We kunnen in 1 image een volledige tech-stack hebben. Zoals bijvoorbeeld de LAMP of WAMP stack. Een LAMP image bestaat uit verschillende lagen:

  • Linux (base image layer): De echte core van een OS, dus niet het volledige besturingssysteem maar enkel de meest essentiële delen nodig om de rest te kunnen draaien. Zeker en vast niet de UI, device drivers… Dat kan doordat we de Kernel gebruiken van de Host en Daemon zal deze link kunnen leggen.
  • Apache
  • MySQL
  • PHP

Een image kunnen we ook opdelen in 2 delen:

  • File system snapshot: Dit is de eigenlijke code, de dependencies, de libraries etc.
  • Start command: De logica in je image die het mogelijk maakt om te communiceren met de host kernel. Deze definieert hoeveel resources je containers zullen mogen gebruiken. Dit start command zal dan deze processen starten op je host en zorgt er dus voor dat je file system snapshot/je code vlot kan worden uitgevoerd.

Handige metafoor

Een image is een recept en een container zal de taart zijn. Je kan namelijk met 1 recept of lijst van ingrediënten verschillende taarten maken.

# Dockerfile

Een dockerfile is een eenvoudig tekstbestand dat dient als ‘blauwdruk’ en omschrijft hoe je gewenste ‘Docker image’ eruit zal zien. Je omschrijft hier welke commando’s een gebruiker zou moeten runnen om de applicatie op te starten.

Tip

Het is aangeraden om 1 proces te definieëren per container. Als je meerdere processen nodig hebt dan moet je meerdere containers gebruiken. Dat kan met Docker Compose.

In dit onderstaande voorbeeld maken we een docker image/simpele applicatie met Express JS, een Node JS framework. Dankzij Express JS kunnen we server-side data sturen naar de front-end.

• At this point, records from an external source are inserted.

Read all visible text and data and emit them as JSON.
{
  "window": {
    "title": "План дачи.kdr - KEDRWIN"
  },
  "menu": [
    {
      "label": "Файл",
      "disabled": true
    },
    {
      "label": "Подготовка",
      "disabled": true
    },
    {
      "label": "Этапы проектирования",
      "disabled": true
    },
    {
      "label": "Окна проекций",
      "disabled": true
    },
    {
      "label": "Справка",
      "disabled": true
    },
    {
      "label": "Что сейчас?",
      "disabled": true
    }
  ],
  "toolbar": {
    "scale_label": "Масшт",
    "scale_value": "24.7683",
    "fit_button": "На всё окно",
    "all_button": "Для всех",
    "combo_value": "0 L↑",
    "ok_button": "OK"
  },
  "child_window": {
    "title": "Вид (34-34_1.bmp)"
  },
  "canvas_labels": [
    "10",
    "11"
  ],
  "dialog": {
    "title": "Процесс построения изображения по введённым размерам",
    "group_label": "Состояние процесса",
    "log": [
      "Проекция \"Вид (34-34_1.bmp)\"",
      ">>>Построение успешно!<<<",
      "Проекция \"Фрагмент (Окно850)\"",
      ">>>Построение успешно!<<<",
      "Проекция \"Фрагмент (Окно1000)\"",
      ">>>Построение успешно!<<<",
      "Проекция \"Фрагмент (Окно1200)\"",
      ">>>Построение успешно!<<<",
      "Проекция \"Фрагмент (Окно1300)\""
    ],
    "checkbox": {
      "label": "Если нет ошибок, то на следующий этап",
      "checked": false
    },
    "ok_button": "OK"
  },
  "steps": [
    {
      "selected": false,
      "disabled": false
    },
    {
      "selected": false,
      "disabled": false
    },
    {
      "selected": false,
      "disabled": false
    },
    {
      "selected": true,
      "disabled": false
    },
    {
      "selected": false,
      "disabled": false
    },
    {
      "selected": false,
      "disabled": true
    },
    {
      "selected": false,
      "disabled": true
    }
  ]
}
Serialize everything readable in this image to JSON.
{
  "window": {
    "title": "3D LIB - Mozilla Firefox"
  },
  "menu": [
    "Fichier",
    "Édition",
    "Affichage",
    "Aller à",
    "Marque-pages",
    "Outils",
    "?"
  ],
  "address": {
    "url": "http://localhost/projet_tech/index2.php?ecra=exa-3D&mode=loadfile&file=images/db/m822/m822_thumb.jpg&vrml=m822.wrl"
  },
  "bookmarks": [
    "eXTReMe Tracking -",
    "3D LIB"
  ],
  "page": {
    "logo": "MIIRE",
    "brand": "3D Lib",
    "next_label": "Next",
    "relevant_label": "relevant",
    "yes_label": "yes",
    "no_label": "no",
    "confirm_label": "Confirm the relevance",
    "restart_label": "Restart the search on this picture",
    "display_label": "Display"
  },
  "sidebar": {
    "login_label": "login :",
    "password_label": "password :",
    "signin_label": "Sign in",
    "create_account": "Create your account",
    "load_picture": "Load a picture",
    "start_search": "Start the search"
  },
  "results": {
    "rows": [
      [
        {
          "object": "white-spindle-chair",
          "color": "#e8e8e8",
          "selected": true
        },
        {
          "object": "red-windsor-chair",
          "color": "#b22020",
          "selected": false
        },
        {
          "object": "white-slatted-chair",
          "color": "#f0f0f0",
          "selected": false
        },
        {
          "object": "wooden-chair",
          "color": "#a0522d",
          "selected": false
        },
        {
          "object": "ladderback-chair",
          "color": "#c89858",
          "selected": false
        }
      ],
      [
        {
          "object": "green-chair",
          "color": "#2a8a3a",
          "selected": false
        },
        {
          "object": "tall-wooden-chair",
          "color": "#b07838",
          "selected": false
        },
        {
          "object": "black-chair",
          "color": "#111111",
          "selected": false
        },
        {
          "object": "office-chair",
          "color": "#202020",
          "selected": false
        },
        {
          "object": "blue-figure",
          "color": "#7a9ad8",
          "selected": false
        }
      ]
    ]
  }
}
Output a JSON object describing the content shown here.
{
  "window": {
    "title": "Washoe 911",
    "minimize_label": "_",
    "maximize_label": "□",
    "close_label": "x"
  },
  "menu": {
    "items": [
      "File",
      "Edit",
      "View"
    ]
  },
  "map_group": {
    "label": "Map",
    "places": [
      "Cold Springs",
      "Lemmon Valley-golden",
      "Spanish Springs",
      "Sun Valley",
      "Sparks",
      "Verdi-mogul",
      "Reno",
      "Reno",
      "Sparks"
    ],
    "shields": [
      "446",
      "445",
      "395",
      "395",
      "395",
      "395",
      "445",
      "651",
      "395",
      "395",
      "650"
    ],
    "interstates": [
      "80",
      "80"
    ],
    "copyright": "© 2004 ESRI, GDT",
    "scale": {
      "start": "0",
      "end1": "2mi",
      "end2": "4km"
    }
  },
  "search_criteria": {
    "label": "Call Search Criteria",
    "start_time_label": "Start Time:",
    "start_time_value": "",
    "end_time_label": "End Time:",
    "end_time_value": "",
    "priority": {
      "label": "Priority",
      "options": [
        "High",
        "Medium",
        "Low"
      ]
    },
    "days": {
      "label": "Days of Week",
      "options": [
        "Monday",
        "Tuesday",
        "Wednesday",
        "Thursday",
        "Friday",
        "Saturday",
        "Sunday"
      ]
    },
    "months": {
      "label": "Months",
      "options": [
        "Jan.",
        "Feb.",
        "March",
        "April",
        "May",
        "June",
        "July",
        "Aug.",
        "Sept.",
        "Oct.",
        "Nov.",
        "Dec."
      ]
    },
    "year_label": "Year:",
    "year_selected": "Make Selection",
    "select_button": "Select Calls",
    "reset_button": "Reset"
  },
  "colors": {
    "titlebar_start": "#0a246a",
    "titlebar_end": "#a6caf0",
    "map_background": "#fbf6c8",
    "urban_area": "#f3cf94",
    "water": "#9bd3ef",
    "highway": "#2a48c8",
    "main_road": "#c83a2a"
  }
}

De applicatie zelf is heel erg eenvoudig:

We initialiseren een package.json-bestand met het commando: npm init. Vervolgens voegen we Express JS toe als dependency. npm install express.

app.js

const express = require('express');
const app = express();

app.get('/', (req, res) => {
  res.send('Hello world!');
});

app.listen(process.env.PORT, () => {
  console.log(`I am listening on port ${process.env.PORT}`);
});
1
2
3
4
5
6
7
8
9
10

Om deze applicatie te runnen moeten we simpelweg het commando: PORT=5050 node app.js runnen. Op je locale computer zal dit werken wanneer je node hebt geïnstaleerd. Je kan ook je PORT in een .env bestand plaatsen maar daar hebben we dotenv (opens new window) voor nodig, nu zetten we deze tijdelijk.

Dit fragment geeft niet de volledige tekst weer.